It can hardly be denied that violence has a peculiarly vicarious allure in the modern mass media environment, regardless of whether we are talking ratings, book sales, ticket sales, clicks, or good old-fashioned circulation. Think James Patterson, the “world’s best-selling author”. Consider the amazing proliferation of “acronymy” crime dramas (CSI, NYPD, SVU, …) showing in primetime across the globe, the drooly critical praise for programs like The Sopranos and The Wire, and of course the Underbelly phenomenon in Australia. We might not “like” violence; indeed many or most of us despise it, but it sure does tend to get our attention. As notionally interesting as the latest deliberations of parliamentary sub-committee D31 are, we can’t expect our [yawn] elected representatives to seriously compete for our time and interest with this week’s fictional serial killer, can we?
The supremacy of violence (perhaps rivalled only by sex) as an attention magnet in today’s information-saturated world poses some serious questions of old-fashioned peaceful protest in the democratic tradition. Arundhati Roy, speaking to Stephen Moss in The Guardian about her ties to Maoist guerrillas in India, sums things up quite succinctly:
Does she condemn that violence? “I don’t condemn it anymore,” she says, “If you’re an adivasi [tribal Indian] living in a forest village and 800 CRP [Central Reserve Police] come and surround your village and start burning it, what are you supposed to do? Are you supposed to go on hunger strike? Can the hungry go on a hunger strike? Non-violence is a piece of theatre. You need an audience. What can you do when you have no audience?”

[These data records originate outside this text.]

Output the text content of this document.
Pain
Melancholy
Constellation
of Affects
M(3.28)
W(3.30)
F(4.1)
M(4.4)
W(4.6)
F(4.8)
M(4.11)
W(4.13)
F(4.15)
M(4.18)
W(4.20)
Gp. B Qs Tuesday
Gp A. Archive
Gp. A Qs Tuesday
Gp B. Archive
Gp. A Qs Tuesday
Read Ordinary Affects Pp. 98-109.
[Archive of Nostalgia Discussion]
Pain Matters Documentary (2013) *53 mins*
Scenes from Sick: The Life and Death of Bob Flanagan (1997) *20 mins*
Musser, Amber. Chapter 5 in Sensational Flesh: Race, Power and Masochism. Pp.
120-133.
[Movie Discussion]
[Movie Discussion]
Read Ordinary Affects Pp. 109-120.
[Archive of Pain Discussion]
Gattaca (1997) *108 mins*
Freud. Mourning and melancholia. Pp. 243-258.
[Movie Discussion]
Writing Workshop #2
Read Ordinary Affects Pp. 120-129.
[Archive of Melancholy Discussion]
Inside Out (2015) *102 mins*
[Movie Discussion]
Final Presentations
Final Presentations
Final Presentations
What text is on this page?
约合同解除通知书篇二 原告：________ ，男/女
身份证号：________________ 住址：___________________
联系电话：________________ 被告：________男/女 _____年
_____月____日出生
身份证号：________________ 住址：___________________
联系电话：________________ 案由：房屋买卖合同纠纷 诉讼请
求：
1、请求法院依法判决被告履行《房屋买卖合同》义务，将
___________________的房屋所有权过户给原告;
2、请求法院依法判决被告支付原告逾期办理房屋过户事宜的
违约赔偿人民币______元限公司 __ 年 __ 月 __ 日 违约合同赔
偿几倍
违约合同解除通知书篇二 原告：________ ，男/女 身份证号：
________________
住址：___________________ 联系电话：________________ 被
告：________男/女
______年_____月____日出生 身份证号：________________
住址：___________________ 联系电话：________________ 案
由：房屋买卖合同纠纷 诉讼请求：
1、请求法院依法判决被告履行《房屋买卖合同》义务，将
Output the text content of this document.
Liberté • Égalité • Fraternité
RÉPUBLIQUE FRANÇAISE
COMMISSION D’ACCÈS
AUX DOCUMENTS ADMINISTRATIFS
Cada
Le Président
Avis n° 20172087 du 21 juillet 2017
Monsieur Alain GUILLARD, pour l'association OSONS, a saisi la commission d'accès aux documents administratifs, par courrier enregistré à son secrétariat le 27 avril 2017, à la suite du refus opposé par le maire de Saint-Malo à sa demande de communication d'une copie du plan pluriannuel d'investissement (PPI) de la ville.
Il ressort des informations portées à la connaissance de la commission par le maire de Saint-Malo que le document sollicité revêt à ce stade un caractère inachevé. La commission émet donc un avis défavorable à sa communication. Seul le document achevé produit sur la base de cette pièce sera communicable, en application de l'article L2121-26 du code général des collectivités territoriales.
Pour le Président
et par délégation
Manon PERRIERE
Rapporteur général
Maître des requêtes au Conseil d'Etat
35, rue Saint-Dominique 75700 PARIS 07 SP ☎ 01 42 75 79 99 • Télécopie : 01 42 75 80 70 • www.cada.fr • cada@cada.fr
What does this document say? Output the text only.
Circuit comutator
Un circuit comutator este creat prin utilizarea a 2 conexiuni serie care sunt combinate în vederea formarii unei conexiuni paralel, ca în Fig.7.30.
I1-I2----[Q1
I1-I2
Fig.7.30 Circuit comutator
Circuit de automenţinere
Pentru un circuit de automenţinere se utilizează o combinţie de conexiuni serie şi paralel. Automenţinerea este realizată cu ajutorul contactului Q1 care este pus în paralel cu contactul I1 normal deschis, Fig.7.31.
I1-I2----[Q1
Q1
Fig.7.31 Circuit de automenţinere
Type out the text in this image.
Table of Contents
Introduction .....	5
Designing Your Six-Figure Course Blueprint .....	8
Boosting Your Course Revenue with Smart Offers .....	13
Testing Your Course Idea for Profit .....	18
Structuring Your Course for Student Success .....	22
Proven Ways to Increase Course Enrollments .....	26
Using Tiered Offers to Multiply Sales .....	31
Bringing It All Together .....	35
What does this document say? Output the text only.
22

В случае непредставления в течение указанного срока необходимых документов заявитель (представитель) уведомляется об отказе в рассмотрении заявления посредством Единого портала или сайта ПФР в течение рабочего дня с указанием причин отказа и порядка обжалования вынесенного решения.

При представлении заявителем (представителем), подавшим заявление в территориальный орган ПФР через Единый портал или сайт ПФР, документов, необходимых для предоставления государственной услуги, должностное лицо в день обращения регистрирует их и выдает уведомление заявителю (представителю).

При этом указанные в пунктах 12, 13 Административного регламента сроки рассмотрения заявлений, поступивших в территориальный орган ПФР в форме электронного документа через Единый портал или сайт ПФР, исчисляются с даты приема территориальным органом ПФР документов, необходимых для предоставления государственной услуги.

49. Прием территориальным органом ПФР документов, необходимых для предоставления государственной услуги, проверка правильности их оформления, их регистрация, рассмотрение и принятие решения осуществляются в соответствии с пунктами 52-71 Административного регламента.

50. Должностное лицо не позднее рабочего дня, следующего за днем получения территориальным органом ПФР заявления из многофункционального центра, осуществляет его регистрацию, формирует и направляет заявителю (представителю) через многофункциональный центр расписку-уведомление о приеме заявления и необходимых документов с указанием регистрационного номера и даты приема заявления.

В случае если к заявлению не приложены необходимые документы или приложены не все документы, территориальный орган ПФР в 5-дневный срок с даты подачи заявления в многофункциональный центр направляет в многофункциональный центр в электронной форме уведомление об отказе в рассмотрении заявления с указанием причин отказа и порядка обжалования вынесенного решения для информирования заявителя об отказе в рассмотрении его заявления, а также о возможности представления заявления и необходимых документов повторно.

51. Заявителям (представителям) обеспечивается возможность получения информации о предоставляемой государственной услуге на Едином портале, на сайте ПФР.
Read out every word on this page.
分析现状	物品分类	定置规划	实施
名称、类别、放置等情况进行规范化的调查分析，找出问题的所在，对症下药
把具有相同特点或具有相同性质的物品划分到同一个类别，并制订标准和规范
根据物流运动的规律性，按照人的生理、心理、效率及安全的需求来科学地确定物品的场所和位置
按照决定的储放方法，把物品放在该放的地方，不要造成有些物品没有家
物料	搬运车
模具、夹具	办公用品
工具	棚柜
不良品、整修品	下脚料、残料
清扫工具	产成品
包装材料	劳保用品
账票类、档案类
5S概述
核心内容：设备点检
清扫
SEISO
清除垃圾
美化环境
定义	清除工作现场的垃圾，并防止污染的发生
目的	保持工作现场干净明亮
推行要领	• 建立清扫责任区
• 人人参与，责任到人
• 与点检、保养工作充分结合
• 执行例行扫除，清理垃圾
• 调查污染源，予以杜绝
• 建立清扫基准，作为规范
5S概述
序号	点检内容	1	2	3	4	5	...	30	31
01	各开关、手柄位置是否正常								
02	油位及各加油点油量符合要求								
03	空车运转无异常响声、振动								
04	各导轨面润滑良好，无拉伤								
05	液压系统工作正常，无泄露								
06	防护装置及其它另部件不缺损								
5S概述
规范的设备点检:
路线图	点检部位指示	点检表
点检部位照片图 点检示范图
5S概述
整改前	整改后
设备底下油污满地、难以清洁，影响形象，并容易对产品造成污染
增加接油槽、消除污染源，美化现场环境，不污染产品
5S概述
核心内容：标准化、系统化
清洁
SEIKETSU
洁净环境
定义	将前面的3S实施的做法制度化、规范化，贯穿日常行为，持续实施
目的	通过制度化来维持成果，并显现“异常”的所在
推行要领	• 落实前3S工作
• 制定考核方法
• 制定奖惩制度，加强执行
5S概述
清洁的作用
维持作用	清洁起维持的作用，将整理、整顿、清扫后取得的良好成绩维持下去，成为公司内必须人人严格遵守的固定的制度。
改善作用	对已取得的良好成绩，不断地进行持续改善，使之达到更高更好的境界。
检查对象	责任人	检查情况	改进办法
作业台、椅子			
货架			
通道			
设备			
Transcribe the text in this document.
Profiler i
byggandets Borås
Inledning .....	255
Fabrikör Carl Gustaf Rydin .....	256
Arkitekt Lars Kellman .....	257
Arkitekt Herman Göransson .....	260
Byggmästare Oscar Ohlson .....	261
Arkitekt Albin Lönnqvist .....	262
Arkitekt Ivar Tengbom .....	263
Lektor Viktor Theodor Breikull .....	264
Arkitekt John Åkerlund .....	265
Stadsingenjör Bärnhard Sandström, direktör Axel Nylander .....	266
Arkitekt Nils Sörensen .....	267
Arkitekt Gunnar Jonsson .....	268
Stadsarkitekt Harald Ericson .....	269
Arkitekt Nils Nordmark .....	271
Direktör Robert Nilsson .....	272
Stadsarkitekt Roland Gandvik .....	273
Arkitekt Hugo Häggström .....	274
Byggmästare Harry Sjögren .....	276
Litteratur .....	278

Violence attracts audiences. When up to 500,000 people marched peacefully through the streets of London in opposition to the Conservative Government’s cuts agenda in March this year, most people outside the UK only heard about it because of the violent actions of a tiny minority of self-styled anarchists and thugs. And whilst peaceful protest has underpinned most of the populist movements of the so-called Arab Spring, violence has clearly had a role to play, from Mohamed Bouazizi’s defining act of self-immolation in Tunisia, through to the mortar attack on President Ali Abdullah Saleh’s compound which looks likely to prove decisive in Yemen. The magnetism of violence has arguably even created a perverse imperative for protest movements to “bait” governments into responding disproportionately, in order to attract the attention of the “great and the good” and the global mass media. Only escalating violence forced the global community’s clumsy fist to swing in Libya, and sadly it appears that only comparatively violent escalations in places such as Bahrain and Syria are likely to provoke serious, co-ordinated global responses there.
It is a paradox that in the largely peaceful, meticulously ordered societies most of us live in today, individual acts of violence are proving to be as effective a tool for attracting attention as they have ever been. Perhaps in retrospect, following 9/11 and the culmination of a decade-long international obsession with Osama bin Laden, this really shouldn’t be a surprise to any of us.